8. A contact bar formed of copper and intended for use in an electrolytic cell for the electrowinning of zinc having lead anodes and aluminum cathodes alternating with one another and equally spaced from one another, said anodes and cathodes having electrically conductive header bars whereby they may be gravitationally suspended in the cell, the header bar of each anode and cathode having an end extension provided with an inverted V-shaped notch,

(a) said contact bar being shaped to provide support for the notched ends of said header bars with sloping tangential, metal-to-metal contact between said header bar and the contact bar, whereby a minimum of electrical resistance is offered to passage of electric current between said header bars and said contact bar,

(b) said contact bar having cylindrical end sections and a spooled central section,

(c) the latter being created by a plurality of alternately identical grooves with centre lines equally spaced along the length of said spooled central section,

(d) the grooves each comprising a cylindrical middle portion which is of substantially smaller diameter than said cylindrical end sections, and two oppositely disposed right frusto-conical portions facing one another on the opposite sides of said cylindrical middle portion of each groove.

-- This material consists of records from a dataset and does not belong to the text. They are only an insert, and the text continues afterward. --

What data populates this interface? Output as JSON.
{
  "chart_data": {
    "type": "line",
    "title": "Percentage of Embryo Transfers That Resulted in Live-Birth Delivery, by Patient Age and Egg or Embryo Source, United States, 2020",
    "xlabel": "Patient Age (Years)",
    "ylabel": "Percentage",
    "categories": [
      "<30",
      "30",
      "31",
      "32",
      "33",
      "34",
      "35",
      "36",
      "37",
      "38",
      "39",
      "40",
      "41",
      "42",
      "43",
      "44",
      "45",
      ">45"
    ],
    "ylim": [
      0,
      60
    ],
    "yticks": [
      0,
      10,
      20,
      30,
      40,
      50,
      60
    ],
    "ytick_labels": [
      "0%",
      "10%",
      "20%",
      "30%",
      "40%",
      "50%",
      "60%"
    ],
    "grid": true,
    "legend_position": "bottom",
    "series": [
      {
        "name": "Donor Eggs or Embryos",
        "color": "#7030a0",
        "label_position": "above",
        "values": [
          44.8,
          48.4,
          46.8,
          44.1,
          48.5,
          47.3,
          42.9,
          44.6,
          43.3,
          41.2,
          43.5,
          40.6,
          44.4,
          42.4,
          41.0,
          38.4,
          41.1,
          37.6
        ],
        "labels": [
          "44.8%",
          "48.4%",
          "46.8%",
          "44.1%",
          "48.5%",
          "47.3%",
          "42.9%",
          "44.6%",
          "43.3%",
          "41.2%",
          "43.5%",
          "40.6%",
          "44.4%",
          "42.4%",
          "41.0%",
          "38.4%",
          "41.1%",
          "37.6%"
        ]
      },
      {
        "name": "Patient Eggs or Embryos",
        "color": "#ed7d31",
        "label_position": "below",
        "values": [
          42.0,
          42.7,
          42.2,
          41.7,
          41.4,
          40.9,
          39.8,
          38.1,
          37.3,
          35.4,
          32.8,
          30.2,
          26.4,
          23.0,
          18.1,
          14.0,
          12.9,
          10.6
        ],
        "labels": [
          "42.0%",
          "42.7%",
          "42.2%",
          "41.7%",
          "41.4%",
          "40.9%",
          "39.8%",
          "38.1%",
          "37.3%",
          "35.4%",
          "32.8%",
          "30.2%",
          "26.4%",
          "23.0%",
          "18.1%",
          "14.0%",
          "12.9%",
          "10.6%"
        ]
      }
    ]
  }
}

9. A contact bar as defined in claim 8, wherein each groove is spaced from the next adjacent groove by a cylindrical bar section, each said cylindrical bar section being of substantially the same diameter as said cylindrical end sections.

10. A contact bar as defined in claim 9, wherein the said cylindrical bar sections and the said cylindrical middle portions of said grooves are substantially equal in length.

11. A contact bar as defined in claim 8, in which each said cylindrical middle portion of the grooves has a diameter which is substantially half of that of the cylindrical end sections of the contact bar.

12. A contact bar as defined in claim 8, in which the right frusto-conical portions of the grooves, if extended, would form an angle of about 45.degree. with the longitudinal axis of the contact bar.

13. A contact bar as defined in claim 8, wherein all grooves are identical.

14. A contact bar as defined in claim 8, in which each cylindrical middle portion has a diameter which is from about one third to three quarters of the diameter of the cylindrical end sections of the contact bar.

15. A cell for the electrolytic recovery of metal which comprises a plurality of alternating, spaced anodes and cathodes, said anodes and cathodes being parallel to one another and extending transversely across said cell,

(a) said anodes and cathodes having electrically conductive header bars whereby they are gravitationally suspended in the cell on contact bars disposed at right angles to the anodes and cathodes,

(b) the header bars of each anode and cathode having an end extension provided with an inverted V-shaped notch;

(c) said contact bars being shaped to provide support for the notched ends of said anodes and cathodes with tangential, metal-to-metal, contact between said header bars and the contact bars;

(d) said contact bars having cylindrical end sections and a spooled central section,

(e) the latter being created by a plurality of alternately identical grooves with centre lines equally spaced from one another along the length of said spooled central section,

(f) the grooves each comprising a cylindrical middle portion which is of substantially smaller diameter than said cylindrical end sections and is narrower than the width of the notched end extensions of the header bars, and

(g) two oppositely disposed right frusto-conical portions facing one another on the opposite sides of said cylindrical middle portion of each groove.

16. A cell as defined in claim 15, in which the contact bars are made of copper.

17. A cell as defined in claim 15, wherein the notches in the header bars have an angle in the range of from about 75.degree. to about 105.degree..

18. A cell as defined in claim 15, in which the header bars of the electrodes in the cell are stably positioned in three dimensions.